Modelling of spatio-temporal count data has received considerable attention in recent statistical research. However, the presence of massive correlation between locations, time points and variables imposes a great computational challenge. In existing literature, latent models under the Bayesian framework are predominately used. Despite numerous theoretical and practical advantages, likelihood analysis of spatio-temporal modelling on count data is less wide spread, due to the difficulty in identifying the general class of multivariate distributions for discrete responses.
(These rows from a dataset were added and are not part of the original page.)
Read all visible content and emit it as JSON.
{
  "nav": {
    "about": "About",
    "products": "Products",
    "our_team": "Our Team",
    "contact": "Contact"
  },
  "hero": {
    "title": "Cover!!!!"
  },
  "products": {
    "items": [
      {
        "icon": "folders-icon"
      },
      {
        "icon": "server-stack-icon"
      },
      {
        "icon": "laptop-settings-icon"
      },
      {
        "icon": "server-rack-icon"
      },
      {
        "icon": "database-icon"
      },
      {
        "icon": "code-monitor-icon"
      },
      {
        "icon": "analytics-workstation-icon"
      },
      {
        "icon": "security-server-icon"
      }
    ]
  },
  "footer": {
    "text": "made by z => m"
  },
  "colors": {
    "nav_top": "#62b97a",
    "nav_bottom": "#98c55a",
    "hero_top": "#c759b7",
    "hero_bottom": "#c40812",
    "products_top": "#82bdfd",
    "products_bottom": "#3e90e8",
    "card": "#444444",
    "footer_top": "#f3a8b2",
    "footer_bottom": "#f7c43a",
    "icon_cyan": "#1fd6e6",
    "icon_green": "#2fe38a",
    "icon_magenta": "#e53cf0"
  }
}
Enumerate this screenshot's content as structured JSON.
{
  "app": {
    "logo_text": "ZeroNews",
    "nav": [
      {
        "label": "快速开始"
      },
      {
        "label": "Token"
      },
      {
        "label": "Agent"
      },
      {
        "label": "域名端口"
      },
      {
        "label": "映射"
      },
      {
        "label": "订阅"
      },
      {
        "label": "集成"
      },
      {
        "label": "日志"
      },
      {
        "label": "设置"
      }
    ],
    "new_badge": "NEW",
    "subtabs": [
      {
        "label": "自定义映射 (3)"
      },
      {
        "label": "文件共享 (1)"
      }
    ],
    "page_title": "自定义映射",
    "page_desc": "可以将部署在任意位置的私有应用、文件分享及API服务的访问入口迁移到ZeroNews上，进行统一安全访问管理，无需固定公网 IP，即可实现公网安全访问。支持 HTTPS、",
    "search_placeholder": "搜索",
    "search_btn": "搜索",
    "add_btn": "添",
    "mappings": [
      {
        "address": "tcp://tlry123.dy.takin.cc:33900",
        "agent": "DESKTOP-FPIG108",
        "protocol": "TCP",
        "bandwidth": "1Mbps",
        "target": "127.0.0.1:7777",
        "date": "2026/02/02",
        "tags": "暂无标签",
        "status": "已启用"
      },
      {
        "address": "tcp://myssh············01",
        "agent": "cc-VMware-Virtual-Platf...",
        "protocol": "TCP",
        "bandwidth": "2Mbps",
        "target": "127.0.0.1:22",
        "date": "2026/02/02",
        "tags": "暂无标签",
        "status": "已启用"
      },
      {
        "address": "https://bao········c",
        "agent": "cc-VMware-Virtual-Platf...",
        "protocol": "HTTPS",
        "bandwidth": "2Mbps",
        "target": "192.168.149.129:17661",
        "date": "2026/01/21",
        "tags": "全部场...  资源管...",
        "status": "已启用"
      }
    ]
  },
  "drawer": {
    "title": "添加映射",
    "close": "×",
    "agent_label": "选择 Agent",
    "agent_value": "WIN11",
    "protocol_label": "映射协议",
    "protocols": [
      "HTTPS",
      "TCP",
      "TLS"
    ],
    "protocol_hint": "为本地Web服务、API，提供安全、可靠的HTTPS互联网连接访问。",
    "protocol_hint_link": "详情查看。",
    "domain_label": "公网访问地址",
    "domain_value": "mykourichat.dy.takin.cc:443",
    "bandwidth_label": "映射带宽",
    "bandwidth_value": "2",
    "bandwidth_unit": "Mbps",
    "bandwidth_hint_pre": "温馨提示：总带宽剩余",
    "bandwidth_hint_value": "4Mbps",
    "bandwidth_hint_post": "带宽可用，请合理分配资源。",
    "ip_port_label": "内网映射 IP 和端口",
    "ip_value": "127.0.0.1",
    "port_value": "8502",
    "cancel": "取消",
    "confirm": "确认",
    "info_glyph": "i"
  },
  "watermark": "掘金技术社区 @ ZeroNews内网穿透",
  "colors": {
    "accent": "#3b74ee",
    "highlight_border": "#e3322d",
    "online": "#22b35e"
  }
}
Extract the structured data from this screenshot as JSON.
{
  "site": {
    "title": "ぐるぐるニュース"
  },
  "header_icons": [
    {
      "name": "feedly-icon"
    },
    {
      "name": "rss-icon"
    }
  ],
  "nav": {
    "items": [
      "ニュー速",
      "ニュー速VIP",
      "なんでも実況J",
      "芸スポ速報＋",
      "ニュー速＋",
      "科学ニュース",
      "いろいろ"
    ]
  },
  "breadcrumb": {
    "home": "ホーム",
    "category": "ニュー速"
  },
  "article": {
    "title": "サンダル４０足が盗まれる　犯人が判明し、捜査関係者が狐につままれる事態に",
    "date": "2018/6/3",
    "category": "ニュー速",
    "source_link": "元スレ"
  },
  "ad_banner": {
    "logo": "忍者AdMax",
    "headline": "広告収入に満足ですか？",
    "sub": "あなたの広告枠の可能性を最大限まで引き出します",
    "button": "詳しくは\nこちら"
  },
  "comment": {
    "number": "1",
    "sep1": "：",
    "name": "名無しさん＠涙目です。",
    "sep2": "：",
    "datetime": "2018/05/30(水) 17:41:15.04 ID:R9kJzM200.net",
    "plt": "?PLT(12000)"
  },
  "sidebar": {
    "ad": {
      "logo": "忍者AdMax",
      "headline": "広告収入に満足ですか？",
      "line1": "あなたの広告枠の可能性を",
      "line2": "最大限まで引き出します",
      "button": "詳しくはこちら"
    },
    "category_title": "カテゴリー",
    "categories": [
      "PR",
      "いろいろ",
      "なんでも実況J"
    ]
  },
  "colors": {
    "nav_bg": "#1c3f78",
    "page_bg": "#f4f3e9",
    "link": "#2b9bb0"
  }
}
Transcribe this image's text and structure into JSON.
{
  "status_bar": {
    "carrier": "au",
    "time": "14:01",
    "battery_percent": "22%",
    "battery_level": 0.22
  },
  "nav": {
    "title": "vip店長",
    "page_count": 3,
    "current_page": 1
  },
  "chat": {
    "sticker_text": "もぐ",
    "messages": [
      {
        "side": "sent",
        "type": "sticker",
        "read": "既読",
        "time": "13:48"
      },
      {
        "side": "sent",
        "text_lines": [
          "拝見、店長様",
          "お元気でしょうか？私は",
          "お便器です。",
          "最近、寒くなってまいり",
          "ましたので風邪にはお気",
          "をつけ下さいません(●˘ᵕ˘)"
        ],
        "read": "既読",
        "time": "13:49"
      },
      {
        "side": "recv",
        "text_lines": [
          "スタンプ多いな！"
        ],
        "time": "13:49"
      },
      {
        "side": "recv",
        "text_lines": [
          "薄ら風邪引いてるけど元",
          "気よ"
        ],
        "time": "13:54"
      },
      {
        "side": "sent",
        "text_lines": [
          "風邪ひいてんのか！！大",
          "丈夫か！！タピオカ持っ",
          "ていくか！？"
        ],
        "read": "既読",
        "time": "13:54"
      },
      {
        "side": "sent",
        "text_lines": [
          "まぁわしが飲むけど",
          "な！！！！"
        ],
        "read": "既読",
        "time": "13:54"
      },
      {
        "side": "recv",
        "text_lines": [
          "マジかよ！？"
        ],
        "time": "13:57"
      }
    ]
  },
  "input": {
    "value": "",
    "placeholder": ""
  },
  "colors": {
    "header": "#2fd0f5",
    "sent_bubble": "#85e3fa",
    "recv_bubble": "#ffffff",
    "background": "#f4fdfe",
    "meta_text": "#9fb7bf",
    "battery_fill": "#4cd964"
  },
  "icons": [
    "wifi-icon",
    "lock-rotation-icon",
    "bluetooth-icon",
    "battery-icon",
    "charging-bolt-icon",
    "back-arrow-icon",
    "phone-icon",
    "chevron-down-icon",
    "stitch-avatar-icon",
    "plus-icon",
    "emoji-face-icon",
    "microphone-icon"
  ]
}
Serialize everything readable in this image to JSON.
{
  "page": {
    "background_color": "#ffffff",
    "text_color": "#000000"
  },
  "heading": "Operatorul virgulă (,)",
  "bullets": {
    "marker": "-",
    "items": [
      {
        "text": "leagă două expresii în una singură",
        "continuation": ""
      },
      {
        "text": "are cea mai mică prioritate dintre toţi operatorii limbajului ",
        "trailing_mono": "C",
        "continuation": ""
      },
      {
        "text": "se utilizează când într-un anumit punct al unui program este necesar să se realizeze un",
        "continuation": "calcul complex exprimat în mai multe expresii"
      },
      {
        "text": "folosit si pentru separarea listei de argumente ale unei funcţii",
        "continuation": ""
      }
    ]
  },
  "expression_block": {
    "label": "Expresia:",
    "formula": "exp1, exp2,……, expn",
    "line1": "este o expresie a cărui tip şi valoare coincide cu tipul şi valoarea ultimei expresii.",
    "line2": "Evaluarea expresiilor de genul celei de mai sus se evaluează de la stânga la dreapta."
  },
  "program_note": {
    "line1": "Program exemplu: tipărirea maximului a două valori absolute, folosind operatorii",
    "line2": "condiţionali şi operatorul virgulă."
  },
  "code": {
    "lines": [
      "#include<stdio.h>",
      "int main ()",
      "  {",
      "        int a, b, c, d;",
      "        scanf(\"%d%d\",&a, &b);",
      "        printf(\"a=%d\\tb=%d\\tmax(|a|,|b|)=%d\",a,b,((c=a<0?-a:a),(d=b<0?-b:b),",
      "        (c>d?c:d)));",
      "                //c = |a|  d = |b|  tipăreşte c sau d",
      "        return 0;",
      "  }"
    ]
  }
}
In this thesis, we propose a Gaussian copula regression model (copSTM) for the analysis of multivariate spatio-temporal data on lattice. Temporal effects are modelled through the conditional marginal expectations of the response variables using an observation-driven time series model, while spatial and cross-variable correlations are captured in a block dependence structure, allowing for both positive and negative correlations. The proposed copSTM model is flexible and sufficiently generalizable to many situations. We provide pairwise composite likelihood inference tools. Numerical examples suggest that the proposed composite likelihood estimator produces satisfactory estimation performance.

While variable selection of generalized linear models is a well developed topic, model subsetting in applications of Gaussian copula models remains a relatively open research area. The main reason is the computational burden that is already quite heavy for simply fitting the model. It is therefore not computationally affordable to evaluate many candidate sub-models. This makes penalized likelihood approaches extremely inefficient because they need to search through different levels of penalty strength, apart from the fact suggested by our numerical experience that optimization of penalized composite likelihoods with many popular penalty terms (e.g LASSO and SCAD) usually does not converge in copula models. Thus, we propose to use a criterion-based selection approach that borrows strength from the Gibbs sampling technique.The methodology guarantees to converge to the model with the lowest criterion value, yet without searching through all possible models exhaustively.

Finally, we present an R package implementing the estimation and selection of the copSTM model in C++. We show examples comparing our package to many available R packages (on some special cases of the copSTM), confirming the correctness and efficiency of the package functions. The package copSTM provides a competitive toolkit option for the analysis spatio-temporal count data on lattice in terms of both model flexibility and computational efficiency.